Starting with the “ringing of axes” the coopers got the barrel into shape with hammers and metal rings before placing Mr Findlay inside.
They then poured beer and any rubbish lying around over his head before placing the barrel on its side and rolling him around while still inside.
Apprentice Mr Findlay was then unceremoniously sacked in front of a crowd before being immediately re-employed as a fully-qualified cooper.
To celebrate the ritual, the brewery launched Stave Bender, a new pale ale. Mr Findlay had the honour of pouring the first pint.
Talking to the Stray Ferret after the ordeal, he said:
“It was very, very hot to start with. Then it got very loud as they started hammering. They then chucked the rubbish in so it got very cold and messy.
“When they started rolling it around like a washing machine I was just trying to brace for dear life. But now I am onto the next stage of my career.

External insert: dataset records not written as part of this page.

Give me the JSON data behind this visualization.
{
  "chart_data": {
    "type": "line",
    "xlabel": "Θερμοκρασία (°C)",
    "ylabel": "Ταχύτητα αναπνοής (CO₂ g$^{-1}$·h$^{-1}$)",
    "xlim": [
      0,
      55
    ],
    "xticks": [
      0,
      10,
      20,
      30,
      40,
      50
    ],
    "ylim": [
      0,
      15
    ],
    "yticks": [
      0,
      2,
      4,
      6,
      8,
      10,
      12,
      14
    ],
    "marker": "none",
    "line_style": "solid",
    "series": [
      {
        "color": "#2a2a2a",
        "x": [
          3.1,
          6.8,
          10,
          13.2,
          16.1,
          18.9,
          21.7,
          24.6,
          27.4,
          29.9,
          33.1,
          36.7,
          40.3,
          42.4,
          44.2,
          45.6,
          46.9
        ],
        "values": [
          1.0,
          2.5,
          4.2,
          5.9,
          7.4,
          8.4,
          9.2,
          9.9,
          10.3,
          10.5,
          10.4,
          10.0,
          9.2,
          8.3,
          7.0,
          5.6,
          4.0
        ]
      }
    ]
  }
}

“The plan now is for me to get an apprentice and pass this tradition onto the next generation.”
Simon Theakston, the joint managing director of TR Theakston Ltd, told the Stray Ferret:
“Well you have watched a very unique and rare ceremony. So now he has finished his apprenticeship his fellow coopers give him a tough old time.
“This is a rite of passage. We are very proud of making our excellent beer and making the casks that it goes into.”